Updated 2017-01-27 13:18:14 Xinhua

The month leading up to Chinese New Year has traditionally been the busiest for matchmakers like Zhang Kelan. But in recent years, business has not been so good.

This year, Zhang, 83, decided to call time on a career that has spanned half a century and seen her pair 104 couples, a record in her tiny village in Shandong province.

"All were happy marriages. Not a single divorce," she said, before attributing her success to her straightforward character, skillful handling of customs, and instinct to read the minds of parents.

Until the late 1970s, patriarchs in Chinese villages wielded considerable clout in deciding who their sons and daughters married. They would hire matchmakers to find the perfect match and smooth over the complicated customs, such as the dowry.

Zhang said it could take up to a year to go through the premarital customs: inquiries about names, the first meeting, further meetings, proposal and marriage. Even a small mistake could derail negotiations.

But that all sounds a bit last century. China's rapid economic development has changed rural life. Young adults today have joined the migrant work force in the cities; they meet, get married and settle down. Few rely on resources from home to find love.

Between 2011 and 2015, 20 million people a year settled in cities. By 2015, permanent urban residents accounted for 56 percent of the population.

Even the few left in villages are becoming tech savvy.

Thanks to the internet, they can now meet people on social media, rendering matchmakers obsolete.

Online dating has also boomed as investors cash in on a huge market. Jiayuan, one such website, said it has 160 million registered users.

While dating sites cater to the needs of urban lonely hearts, whose time is largely occupied by work, young adults in rural areas have more time and freedom to mingle.

"In the past, the bride and groom could not even meet without matchmakers.

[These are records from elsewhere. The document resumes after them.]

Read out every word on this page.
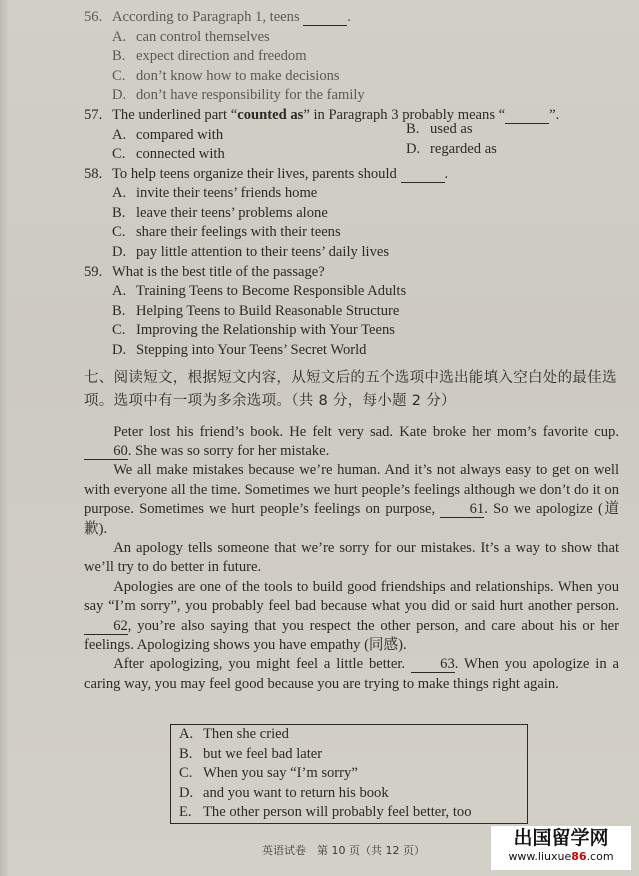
56. According to Paragraph 1, teens	.
A. can control themselves
B. expect direction and freedom
C. don’t know how to make decisions
D. don’t have responsibility for the family
57. The underlined part “counted as” in Paragraph 3 probably means “	”.
A. compared with	B. used as
C. connected with	D. regarded as
58. To help teens organize their lives, parents should	.
A. invite their teens’ friends home
B. leave their teens’ problems alone
C. share their feelings with their teens
D. pay little attention to their teens’ daily lives
59. What is the best title of the passage?
A. Training Teens to Become Responsible Adults
B. Helping Teens to Build Reasonable Structure
C. Improving the Relationship with Your Teens
D. Stepping into Your Teens’ Secret World
七、阅读短文，根据短文内容，从短文后的五个选项中选出能填入空白处的最佳选项。选项中有一项为多余选项。（共 8 分，每小题 2 分）

Peter lost his friend’s book. He felt very sad. Kate broke her mom’s favorite cup. 60. She was so sorry for her mistake.

We all make mistakes because we’re human. And it’s not always easy to get on well with everyone all the time. Sometimes we hurt people’s feelings although we don’t do it on purpose. Sometimes we hurt people’s feelings on purpose, 61. So we apologize (道歉).

An apology tells someone that we’re sorry for our mistakes. It’s a way to show that we’ll try to do better in future.

Apologies are one of the tools to build good friendships and relationships. When you say “I’m sorry”, you probably feel bad because what you did or said hurt another person. 62, you’re also saying that you respect the other person, and care about his or her feelings. Apologizing shows you have empathy (同感).

After apologizing, you might feel a little better. 63. When you apologize in a caring way, you may feel good because you are trying to make things right again.

A. Then she cried
B. but we feel bad later
C. When you say “I’m sorry”
D. and you want to return his book
E. The other person will probably feel better, too
英语试卷　第 10 页（共 12 页）
出国留学网
www.liuxue86.com
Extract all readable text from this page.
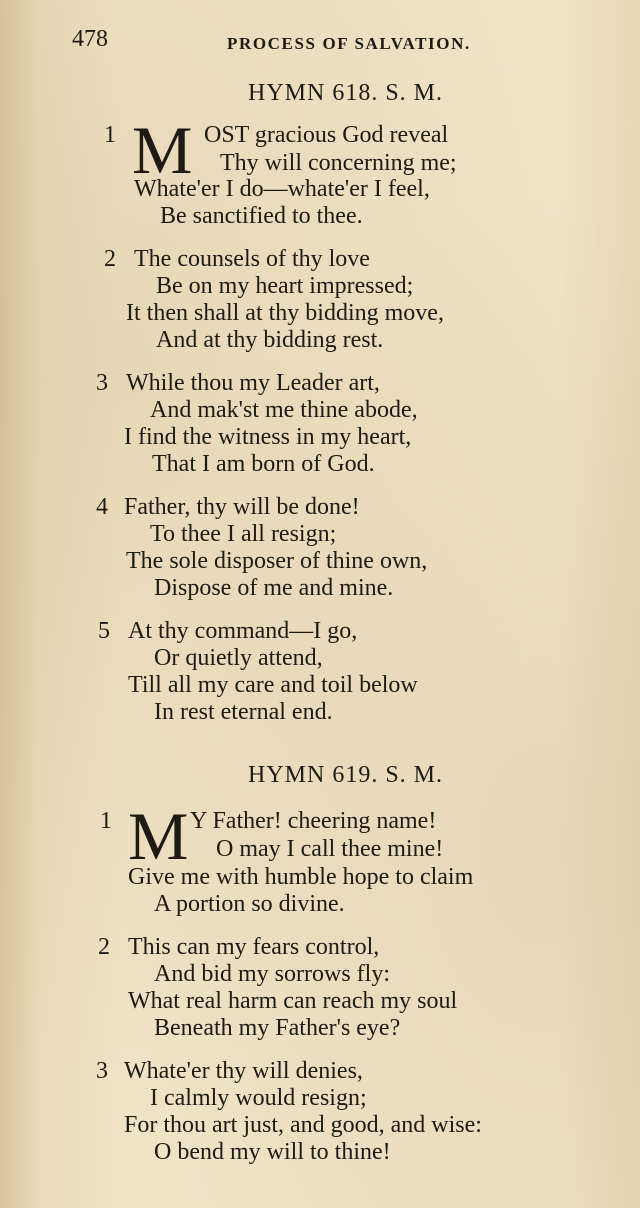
478	PROCESS OF SALVATION.
HYMN 618. S. M.
1 M OST gracious God reveal
Thy will concerning me;
Whate'er I do—whate'er I feel,
Be sanctified to thee.
2 The counsels of thy love
Be on my heart impressed;
It then shall at thy bidding move,
And at thy bidding rest.
3 While thou my Leader art,
And mak'st me thine abode,
I find the witness in my heart,
That I am born of God.
4 Father, thy will be done!
To thee I all resign;
The sole disposer of thine own,
Dispose of me and mine.
5 At thy command—I go,
Or quietly attend,
Till all my care and toil below
In rest eternal end.
HYMN 619. S. M.
1 M Y Father! cheering name!
O may I call thee mine!
Give me with humble hope to claim
A portion so divine.
2 This can my fears control,
And bid my sorrows fly:
What real harm can reach my soul
Beneath my Father's eye?
3 Whate'er thy will denies,
I calmly would resign;
For thou art just, and good, and wise:
O bend my will to thine!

Now, few come to us for such an encounter," Zhang said.

If she accepted a job, families paid her with gifts of candy, tea and liquor, or sometimes cash amounting to 200 yuan (). "It was not enough to make a living, but I enjoyed doing it as a bit of philanthropy," Zhang said. "It was always a blessing to see couples live happily ever after."

Guo Xiurong, 75, and his wife were Zhang's first success story. Guo spoke highly of the old-fashioned matchmaker's role in making rural marriages possible.

On a sad note, another client, Chen Xiuqi, said even the best in the trade will eventually fade into history. Zhang sees a bright side though, adding, "As the profession disappears, it means our society has developed."